A writer who asks the questions we avoid
Stolzoff has built a reputation for poking at the uncomfortable corners of modern life. His work sits at the intersection of work, identity, and relationships, and has appeared in The New York Times, The Atlantic, Wired, and National Geographic. He's not interested in easy answers - which makes him a fitting guide for a book about learning to sit with questions.
The premise of his new book is timely in a way that feels almost uncomfortable. We live in a moment that rewards confidence, demands opinions, and treats hesitation as weakness. Social media rewards hot takes over nuanced thinking. Workplaces want decisive leaders. Even our personal lives - tracked, optimized, and documented - can feel like a performance of certainty.
Persistence as a practice
The core idea Stolzoff seems to be working toward is something like this: the goal isn't to resolve uncertainty as quickly as possible, but to learn how to persist through it productively. That's a genuinely different frame. It's not about being comfortable with chaos or pretending ambiguity doesn't bother you. It's about developing the capacity to keep moving anyway.
This feels especially relevant for anyone navigating big life decisions - career pivots, relationship questions, where to live, what to build. The pressure to have it figured out is real, and it often leads people to either freeze up or rush into choices just to make the discomfort stop.

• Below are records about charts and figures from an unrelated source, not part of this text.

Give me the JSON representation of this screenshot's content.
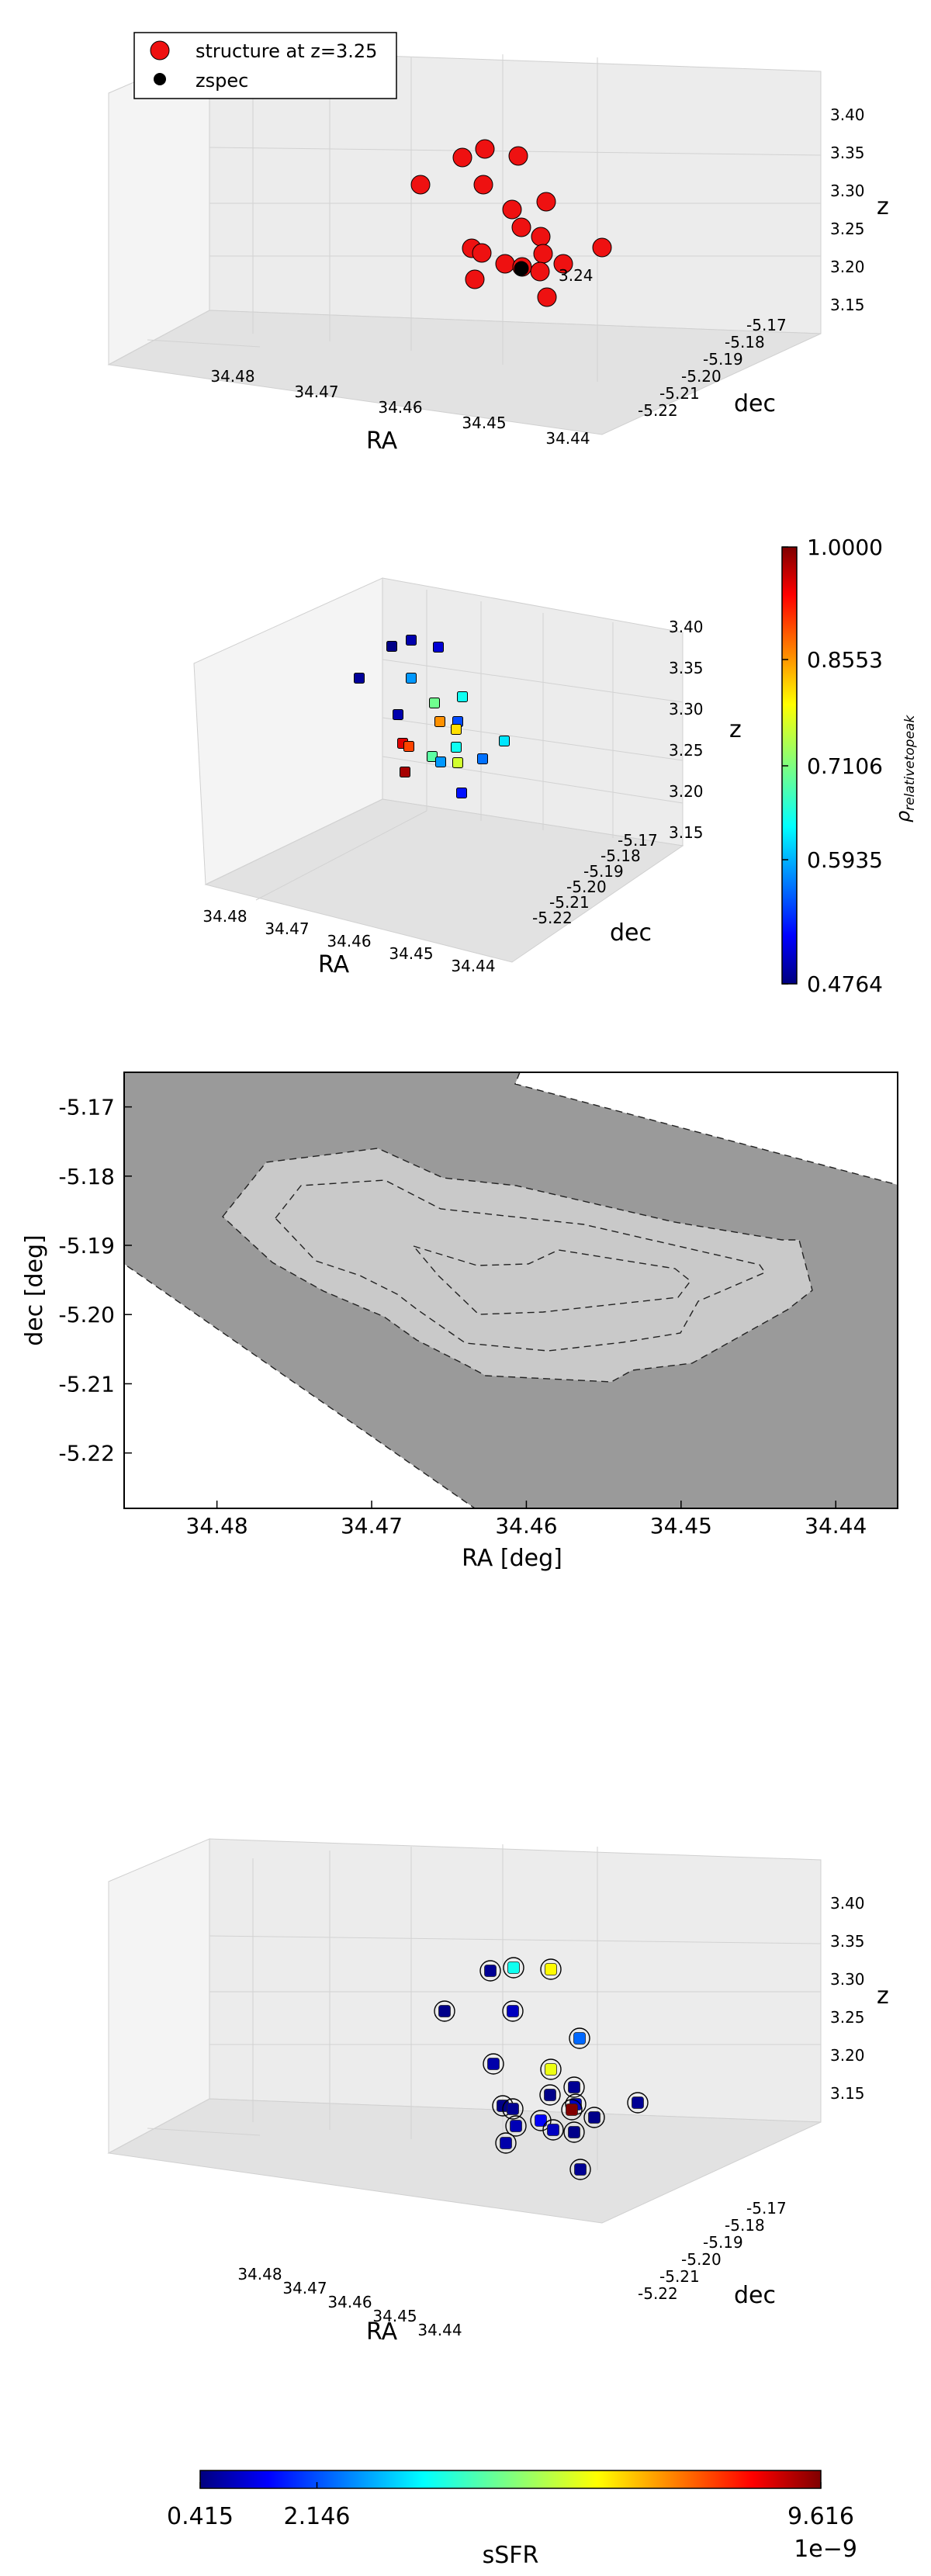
{
  "chart_data": [
    {
      "type": "scatter3d",
      "legend": [
        "structure at z=3.25",
        "zspec"
      ],
      "legend_position": "top-left",
      "xlabel": "RA",
      "ylabel": "dec",
      "zlabel": "z",
      "xticks": [
        "34.48",
        "34.47",
        "34.46",
        "34.45",
        "34.44"
      ],
      "yticks": [
        "-5.17",
        "-5.18",
        "-5.19",
        "-5.20",
        "-5.21",
        "-5.22"
      ],
      "zticks": [
        "3.40",
        "3.35",
        "3.30",
        "3.25",
        "3.20",
        "3.15"
      ],
      "annotation": "3.24",
      "colors": {
        "structure": "#ee1111",
        "zspec": "#000000"
      },
      "points_count": 20
    },
    {
      "type": "scatter3d",
      "xlabel": "RA",
      "ylabel": "dec",
      "zlabel": "z",
      "xticks": [
        "34.48",
        "34.47",
        "34.46",
        "34.45",
        "34.44"
      ],
      "yticks": [
        "-5.17",
        "-5.18",
        "-5.19",
        "-5.20",
        "-5.21",
        "-5.22"
      ],
      "zticks": [
        "3.40",
        "3.35",
        "3.30",
        "3.25",
        "3.20",
        "3.15"
      ],
      "colorbar": {
        "label": "ρ_relativetopeak",
        "ticks": [
          "1.0000",
          "0.8553",
          "0.7106",
          "0.5935",
          "0.4764"
        ],
        "range": [
          0.4764,
          1.0
        ],
        "colormap": "jet"
      },
      "values": [
        0.48,
        0.5,
        0.52,
        0.49,
        0.62,
        0.68,
        0.73,
        0.5,
        0.58,
        0.86,
        0.82,
        0.95,
        0.9,
        0.68,
        0.72,
        0.6,
        0.66,
        0.78,
        0.98,
        0.55,
        0.62
      ]
    },
    {
      "type": "contour",
      "xlabel": "RA [deg]",
      "ylabel": "dec [deg]",
      "xlim": [
        34.486,
        34.436
      ],
      "ylim": [
        -5.228,
        -5.165
      ],
      "xticks": [
        "34.48",
        "34.47",
        "34.46",
        "34.45",
        "34.44"
      ],
      "yticks": [
        "-5.17",
        "-5.18",
        "-5.19",
        "-5.20",
        "-5.21",
        "-5.22"
      ],
      "levels": 3,
      "colors": {
        "outer": "#9a9a9a",
        "inner": "#c9c9c9",
        "background": "#ffffff"
      }
    },
    {
      "type": "scatter3d",
      "xlabel": "RA",
      "ylabel": "dec",
      "zlabel": "z",
      "xticks": [
        "34.48",
        "34.47",
        "34.46",
        "34.45",
        "34.44"
      ],
      "yticks": [
        "-5.17",
        "-5.18",
        "-5.19",
        "-5.20",
        "-5.21",
        "-5.22"
      ],
      "zticks": [
        "3.40",
        "3.35",
        "3.30",
        "3.25",
        "3.20",
        "3.15"
      ],
      "colorbar": {
        "label": "sSFR",
        "ticks": [
          "0.415",
          "2.146",
          "9.616"
        ],
        "offset": "1e−9",
        "range": [
          0.415,
          9.616
        ],
        "colormap": "jet"
      },
      "values": [
        0.6,
        4.0,
        6.2,
        0.5,
        1.0,
        2.5,
        6.0,
        0.8,
        0.6,
        0.5,
        1.0,
        0.5,
        0.6,
        9.6,
        1.5,
        0.6,
        0.5,
        1.0,
        0.5,
        0.8,
        0.6,
        0.9
      ]
    }
  ]
}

Why this matters right now
There's something quietly radical about a book that argues uncertainty has value. In a culture that sells certainty as a product - through self-help frameworks, life coaches, and five-step plans - Stolzoff is suggesting the opposite approach. Maybe the willingness to not know is actually a form of intellectual honesty and even resilience.
If his first book made you rethink your relationship with your job, this one looks set to challenge something even more fundamental: your relationship with not having all the answers. And honestly? That might be exactly the reframe most of us need.